そしてここで特筆すべきはやはり滝和也の存在です。常人よりは強いんでショッカーのアジトにもノコノコ入っていけるし、人命救助においても大活躍します。ライダーと並んでバイクで移動するし、ライダーに最も近い相棒とも言える存在です。
が、肝心なところでちゃんとやられるか人質になる。だから仮面ライダーが活躍できるし、改造人間同士の戦いが、常人でも敵わない一つ上の次元の世界だとちゃんと認識できる。
この、「ちょっと強い人間」がいるってのが世界観の構築と丁寧な描写にものすごく貢献しています。
意外なレーティング(対象年齢)
では、「仮面ライダー」って何歳くらいをターゲットにした番組だったんでしょうか?
当時の資料を参照してみると、
視聴年齢層は5年生を目標に下をねらう
出典:「仮面ライダー大全」
とあります。
あくまでも小学校高学年〜中学年をターゲットにしていたことが記載されています。そう言われれば、あの暗くて怖い怖い旧1号編(1話〜13話)のつくりにも納得ですね。
また、平山プロデューサーは「江戸川乱歩」のような世界を意識していたらしく、またスタッフには「ザ・ガードマン」に関わっていた者も多かったそうです。
それゆえ刑事モノというか探偵モノにも近い雰囲気も本作には潜在的に含まれていました。
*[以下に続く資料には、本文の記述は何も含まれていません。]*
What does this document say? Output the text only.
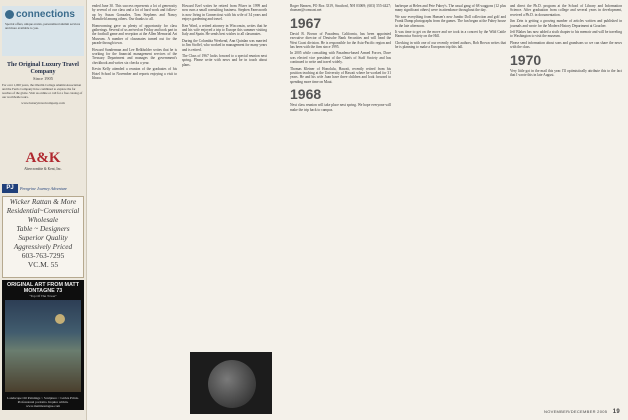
connections
Special offers, unique events, personalized alumni services and more available to you.
The Original Luxury Travel Company
Since 1905
For over 1,000 years, the Oberlin College Alumni Association and the Ferris Company have combined to explore the far reaches of the globe. Visit us online or call for a free catalog of our worldwide tours.
www.luxurytravelcompany.com
A&K
Abercrombie & Kent, Inc.
PJ	Peregrine Journey Adventure
Wicker Rattan & More
Residential~Commercial
Wholesale
Table ~ Designers
Superior Quality
Aggressively Priced
603-763-7295
VC.M. 55
ORIGINAL ART FROM MATT MONTAGNE 73
"Top Of The Tower"
Landscape Oil Paintings ~ Sculpture ~ Giclée Prints. Professional portraits. Inquire within. www.mattmontagne.com

ended June 30. This success represents a lot of generosity by several of our class and a lot of hard work and follow-up by Susan Gonzalez, Tom Stephens and Nancy Mansfield among others. Our thanks to all.

Homecoming gave us plenty of opportunity for class gatherings. Several of us arrived on Friday and took part in the football game and reception at the Allen Memorial Art Museum. A number of classmates turned out for the parade through town.

Howard Sunderman and Lee Belkholder writes that he is working for the financial management services of the Treasury Department and manages the government's checkbook and writes six checks a year.

Kevin Kelly attended a reunion of the graduates of his Hotel School in November and reports enjoying a visit to Ithaca.

Howard Ezel writes he retired from Pfizer in 1999 and now runs a small consulting business. Stephen Farnsworth is now living in Connecticut with his wife of 34 years and enjoys gardening and travel.

Ken Ward, a retired attorney in Wisconsin, writes that he and his wife enjoyed a trip to Europe this summer visiting Italy and Spain. He sends best wishes to all classmates.

During the Columbia Weekend, Ann Quinlan was married to Jim Stoffel, who worked in management for many years and is retired.

The Class of 1967 looks forward to a special reunion next spring. Please write with news and be in touch about plans.

Roger Hansen, PO Box 3319, Stratford, NH 03069; (603) 555-4427; rhansen@comcast.net

1967

David B. Brown of Pasadena, California, has been appointed executive director of Deutsche Bank Securities and will head the West Coast division. He is responsible for the Asia-Pacific region and has been with the firm since 1995.

In 2005 while consulting with Pasadena-based Armed Forces, Dave was elected vice president of the Chiefs of Staff Society and has continued to write and travel widely.

Thomas Kleiner of Honolulu, Hawaii, recently retired from his position teaching at the University of Hawaii where he worked for 31 years. He and his wife Joan have three children and look forward to spending more time on Maui.

1968

Next class reunion will take place next spring. We hope everyone will make the trip back to campus.

barbeque at Helen and Pete Fahey's. The usual gang of 68 waggons (12 plus many significant others) were in attendance throughout the day.

We saw everything from Hansen's new Jumbo Doll collection and golf and Frank Dump photographs from the games. The fun began at the Fahey house in the late afternoon.

It was time to get on the move and we took in a concert by the Wild Cattle Harmonica Society on the Hill.

Checking in with one of our recently retired authors, Bob Brown writes that he is planning to make a European trip this fall.

and direct the Ph.D. program at the School of Library and Information Science. After graduation from college and several years in development, received a Ph.D. in documentation.

Jim Zein is getting a growing number of articles written and published in journals and wrote for the Modern History Department at Goucher.

Jeff Blakes has now added a sixth chapter to his memoir and will be traveling to Washington to visit the museum.

Please send information about sons and grandsons so we can share the news with the class.

1970

Very little got in the mail this year. I'll optimistically attribute this to the fact that I wrote this in late August.

NOVEMBER/DECEMBER 2005 19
もしかすると「怪奇大作戦」にも近いような方向性を当初は指向していたのかもしれません。
では14話以降、大幅にテコ入れされた2号編以後はどうなんでしょう。「明るくなった」ことで低年齢層にとっても取っ付きやすくなったことは間違いありません。あの「クウガ」でお馴染み髙寺氏もリアタイ世代としてその旨の発言を残しています。
出典:「仮面ライダー大全」
テコ入れが成功している証拠ですね。2号編から見始めた子どもは多かったはずです。それも(当時の髙寺氏でさえまだ4歳だったそうですから)番組が意図しているレーティングよりもずっと下の層が増えたはずです。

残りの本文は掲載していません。